Об этой угрозе, как оказалось, они тоже удачно позабыли. Складывалось впечатление, что все до единого высокопоставленные чины были под воздействием наркотиков и просто не желали видеть происходящего у них под носом. Мне отчаянно хотелось плюнуть на пол, убраться к черту и позволить им делать то, что они пожелают, но что-то во взгляде Андерсона заставило меня стиснуть зубы и остаться на месте, хмурой и немногословной, до тех пор, пока Удина наконец не отбыл восвояси, и мы не остались наедине.

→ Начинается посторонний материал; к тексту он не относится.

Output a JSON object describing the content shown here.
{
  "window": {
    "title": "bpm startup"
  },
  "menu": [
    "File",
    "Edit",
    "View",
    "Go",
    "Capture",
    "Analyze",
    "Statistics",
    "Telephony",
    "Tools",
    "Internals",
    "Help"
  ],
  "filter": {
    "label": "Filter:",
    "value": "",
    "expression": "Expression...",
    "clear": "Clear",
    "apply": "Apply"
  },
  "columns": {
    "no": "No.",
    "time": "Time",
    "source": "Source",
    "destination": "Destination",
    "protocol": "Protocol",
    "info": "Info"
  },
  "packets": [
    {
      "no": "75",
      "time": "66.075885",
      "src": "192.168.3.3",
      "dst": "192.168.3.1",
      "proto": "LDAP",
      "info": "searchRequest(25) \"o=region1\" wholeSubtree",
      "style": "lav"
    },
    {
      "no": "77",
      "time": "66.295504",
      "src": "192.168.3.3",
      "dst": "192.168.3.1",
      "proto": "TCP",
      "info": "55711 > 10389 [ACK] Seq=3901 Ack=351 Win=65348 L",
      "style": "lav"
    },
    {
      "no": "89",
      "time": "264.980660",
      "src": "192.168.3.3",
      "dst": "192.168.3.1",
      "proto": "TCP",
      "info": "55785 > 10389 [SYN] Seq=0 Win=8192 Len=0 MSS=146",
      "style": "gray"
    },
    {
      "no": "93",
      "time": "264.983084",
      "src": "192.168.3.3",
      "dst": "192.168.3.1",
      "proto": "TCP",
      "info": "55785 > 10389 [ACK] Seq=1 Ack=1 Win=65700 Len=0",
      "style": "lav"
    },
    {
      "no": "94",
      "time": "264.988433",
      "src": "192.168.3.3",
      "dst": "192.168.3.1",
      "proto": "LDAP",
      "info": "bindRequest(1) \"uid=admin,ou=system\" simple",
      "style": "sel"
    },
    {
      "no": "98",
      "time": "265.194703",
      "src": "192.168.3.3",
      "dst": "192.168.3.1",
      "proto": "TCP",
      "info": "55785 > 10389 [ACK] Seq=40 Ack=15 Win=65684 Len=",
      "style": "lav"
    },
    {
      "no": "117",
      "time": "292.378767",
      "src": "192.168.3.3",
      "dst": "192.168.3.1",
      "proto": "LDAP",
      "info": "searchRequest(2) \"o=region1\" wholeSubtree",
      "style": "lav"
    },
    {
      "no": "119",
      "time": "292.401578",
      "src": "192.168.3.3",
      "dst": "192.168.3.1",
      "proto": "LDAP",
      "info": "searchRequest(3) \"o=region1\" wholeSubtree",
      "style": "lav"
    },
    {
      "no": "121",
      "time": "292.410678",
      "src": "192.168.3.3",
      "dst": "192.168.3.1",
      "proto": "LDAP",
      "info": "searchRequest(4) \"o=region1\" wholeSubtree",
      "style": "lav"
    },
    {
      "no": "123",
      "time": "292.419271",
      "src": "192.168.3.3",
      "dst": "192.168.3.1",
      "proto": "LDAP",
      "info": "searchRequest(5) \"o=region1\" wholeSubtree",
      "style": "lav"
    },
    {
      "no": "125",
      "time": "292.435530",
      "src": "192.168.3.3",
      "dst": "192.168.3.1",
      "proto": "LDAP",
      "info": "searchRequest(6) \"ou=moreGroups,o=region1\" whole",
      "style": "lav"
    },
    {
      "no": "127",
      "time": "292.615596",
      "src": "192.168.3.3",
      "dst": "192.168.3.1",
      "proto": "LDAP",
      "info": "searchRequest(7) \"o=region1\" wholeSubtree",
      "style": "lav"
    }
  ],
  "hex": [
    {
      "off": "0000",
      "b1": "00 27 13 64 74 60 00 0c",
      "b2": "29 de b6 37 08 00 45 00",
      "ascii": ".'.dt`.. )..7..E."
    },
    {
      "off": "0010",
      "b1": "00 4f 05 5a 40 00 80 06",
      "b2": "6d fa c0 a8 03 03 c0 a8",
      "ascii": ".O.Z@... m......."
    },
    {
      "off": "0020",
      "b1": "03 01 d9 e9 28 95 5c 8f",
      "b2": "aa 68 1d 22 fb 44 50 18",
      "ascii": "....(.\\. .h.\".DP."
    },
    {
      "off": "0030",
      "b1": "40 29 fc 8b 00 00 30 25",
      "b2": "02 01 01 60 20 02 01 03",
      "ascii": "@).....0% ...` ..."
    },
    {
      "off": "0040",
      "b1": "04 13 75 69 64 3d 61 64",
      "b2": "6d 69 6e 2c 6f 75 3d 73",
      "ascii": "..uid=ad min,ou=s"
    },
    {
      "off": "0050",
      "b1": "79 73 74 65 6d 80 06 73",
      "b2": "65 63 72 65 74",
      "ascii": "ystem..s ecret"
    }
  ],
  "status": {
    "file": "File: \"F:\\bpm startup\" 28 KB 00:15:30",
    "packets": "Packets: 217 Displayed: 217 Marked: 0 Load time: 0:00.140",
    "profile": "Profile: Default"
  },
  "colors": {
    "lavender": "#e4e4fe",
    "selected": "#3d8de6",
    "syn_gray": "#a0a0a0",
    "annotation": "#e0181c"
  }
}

Но даже после этого Андерсон продолжал вести себя странно. Я думала, что он будет рад видеть меня, может быть, даже улыбнется, но выражение его лица оставалось бесстрастным, а голос звучал так, словно он едва знал меня. Я никак не могла понять причины, а затем вдруг заметила, как его взгляд на мгновение скользнул по церберовским оперативникам, стоящим в углу. Ах, вот оно что.
Сделав несколько глубоких вдохов и немного успокоившись, я наконец спросила, как у него дела, а в ответ услышала знакомую историю. С приходом в Совет Удины ситуация ухудшилась, и я пожалела, что когда-то не воспользовалась представленной мне возможностью заменить его на кого-то более подходящего. Затем я ненароком поинтересовалась судьбой лейтенанта Аленко, и Андерсон ответил, что штабной коммандер Аленко находился на задании, детали которого были засекречены и недоступны мне, пока я работала с «Цербером». В тот момент я окончательно поняла, что Кейден на самом деле двинулся дальше. Он поднялся выше, изменился, в то время как я осталась на том же самом месте.
Он превзошел меня в звании. И мне никак не удастся добраться до него. Я попыталась принять верное решение или, вернее, сделать единственно возможный в моей ситуации выбор, и в результате все остальные знакомые мне двери просто захлопнулись у меня перед носом, словно я просила этих перемен, словно это была моя вина.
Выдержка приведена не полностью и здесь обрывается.